Maka makanlah dari apa yang ditangkapnya untuk kalian, dan sebutlah nama Allah atas binatang buas itu (waktu melepasnya). (Al-Maidah: 4)
Kemudian hal ini dikuatkan dengan sebutan dalam ayat berikut:
{وَإِنَّهُ لَفِسْقٌ}
Sesungguhnya perbuatan semacam itu adalah suatu kefasikan. (Al-An'am: 121)

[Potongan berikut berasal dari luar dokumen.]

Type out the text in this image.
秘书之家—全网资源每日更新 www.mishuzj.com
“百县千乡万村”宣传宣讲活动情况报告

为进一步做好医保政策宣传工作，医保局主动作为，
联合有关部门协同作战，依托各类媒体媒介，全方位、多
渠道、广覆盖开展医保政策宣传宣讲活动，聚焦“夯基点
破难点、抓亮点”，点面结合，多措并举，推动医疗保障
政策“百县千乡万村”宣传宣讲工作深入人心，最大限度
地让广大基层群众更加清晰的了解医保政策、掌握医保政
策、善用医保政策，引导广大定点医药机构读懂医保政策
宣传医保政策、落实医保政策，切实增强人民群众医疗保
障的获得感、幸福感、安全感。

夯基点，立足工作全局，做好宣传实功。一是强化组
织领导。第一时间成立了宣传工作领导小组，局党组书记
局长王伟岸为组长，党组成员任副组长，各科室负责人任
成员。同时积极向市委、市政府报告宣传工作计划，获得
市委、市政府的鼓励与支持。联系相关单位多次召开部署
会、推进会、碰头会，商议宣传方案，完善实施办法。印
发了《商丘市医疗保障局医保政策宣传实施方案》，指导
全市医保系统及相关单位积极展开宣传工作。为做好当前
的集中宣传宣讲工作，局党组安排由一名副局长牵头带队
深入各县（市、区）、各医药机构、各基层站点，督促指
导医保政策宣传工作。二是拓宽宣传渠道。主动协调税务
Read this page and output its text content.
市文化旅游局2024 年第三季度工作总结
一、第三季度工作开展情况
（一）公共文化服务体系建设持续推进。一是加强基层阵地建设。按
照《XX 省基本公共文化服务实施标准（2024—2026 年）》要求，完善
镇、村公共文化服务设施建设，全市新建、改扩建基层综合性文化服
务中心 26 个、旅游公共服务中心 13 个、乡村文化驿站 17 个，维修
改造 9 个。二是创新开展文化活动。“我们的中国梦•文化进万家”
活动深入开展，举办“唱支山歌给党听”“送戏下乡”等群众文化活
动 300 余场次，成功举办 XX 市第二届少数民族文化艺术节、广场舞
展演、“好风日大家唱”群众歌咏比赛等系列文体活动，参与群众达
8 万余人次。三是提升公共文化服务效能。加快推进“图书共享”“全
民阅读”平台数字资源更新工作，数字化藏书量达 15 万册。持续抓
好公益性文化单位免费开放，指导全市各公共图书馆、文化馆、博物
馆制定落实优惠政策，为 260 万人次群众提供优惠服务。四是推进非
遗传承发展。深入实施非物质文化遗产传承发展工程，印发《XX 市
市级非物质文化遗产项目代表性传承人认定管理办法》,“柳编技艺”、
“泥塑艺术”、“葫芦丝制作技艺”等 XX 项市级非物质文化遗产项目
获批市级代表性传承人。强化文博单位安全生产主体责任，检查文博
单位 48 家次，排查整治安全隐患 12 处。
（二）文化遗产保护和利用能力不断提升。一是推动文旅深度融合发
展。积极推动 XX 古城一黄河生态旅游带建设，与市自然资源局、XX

Menurut suatu pendapat, damir yang terdapat pada lafaz innahu kembali kepada 'memakan'. Sedangkan menurut pendapat lain, kembali kepada 'menyembelih untuk selain Allah'.

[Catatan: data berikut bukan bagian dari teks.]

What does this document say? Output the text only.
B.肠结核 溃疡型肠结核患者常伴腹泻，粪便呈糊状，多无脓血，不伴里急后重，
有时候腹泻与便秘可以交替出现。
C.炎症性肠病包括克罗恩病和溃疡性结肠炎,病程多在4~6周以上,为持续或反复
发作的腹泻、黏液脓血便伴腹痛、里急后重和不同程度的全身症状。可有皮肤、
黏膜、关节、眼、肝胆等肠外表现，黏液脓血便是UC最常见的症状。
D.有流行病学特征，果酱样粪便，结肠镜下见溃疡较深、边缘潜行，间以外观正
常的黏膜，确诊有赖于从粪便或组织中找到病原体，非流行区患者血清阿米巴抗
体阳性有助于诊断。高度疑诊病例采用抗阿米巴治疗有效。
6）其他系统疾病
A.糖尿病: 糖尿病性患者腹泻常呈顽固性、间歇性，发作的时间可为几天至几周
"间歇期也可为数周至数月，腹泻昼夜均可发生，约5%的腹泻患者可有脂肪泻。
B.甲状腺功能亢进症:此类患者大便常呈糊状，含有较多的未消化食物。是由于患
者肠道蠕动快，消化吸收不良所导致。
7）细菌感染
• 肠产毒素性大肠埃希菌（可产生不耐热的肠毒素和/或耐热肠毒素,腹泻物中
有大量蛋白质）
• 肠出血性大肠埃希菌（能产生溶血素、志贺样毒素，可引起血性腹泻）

Pendapat ini diperkuat pula dengan hadis-hadis yang menyebutkan perintah membaca tasmiyah (Bismillah) di saat menyembelih hewan sembelihan dan memburunya, seperti yang disebutkan pada dua hadis Addi ibnu Hatim dan Abu Sa'labah, yaitu:
"إِذَا أَرْسَلْتَ كَلْبَكَ الْمُعَلَّمَ وَذَكَرْتَ اسْمَ اللَّهِ عَلَيْهِ فَكُلْ مَا أَمْسَكَ عَلَيْكَ"
Apabila engkau lepaskan anjing pemburumu yang telah terlatih dan engkau bacakan nama Allah ketika melepasnya, maka makanlah apa yang ditangkapnya untukmu.
Keduanya berada di dalam kitab Sahihain.
Dalil lainnya yaitu hadis Rafi' ibnu Khadij yang mengatakan:
"مَا أَنْهَرَ الدَّمَ وَذُكِرَ اسْمُ اللَّهِ عَلَيْهِ فَكُلُوهُ"
Sesuatu (alat) yang dapat mengalirkan darah dan disebutkan nama Allah ketika menyembelihnya, maka makanlah (hasil sembelihan)nya.
Hadis ini pun terdapat di dalam kitab Sahihain.
Terdapat pula hadis Ibnu Mas'ud yang mengatakan bahwa Rasulullah Saw. pernah bersabda kepada makhluk jin:
"لَكُمْ كُلُّ عَظْمٍ ذُكِرَ اسْمُ اللَّهِ عَلَيْهِ"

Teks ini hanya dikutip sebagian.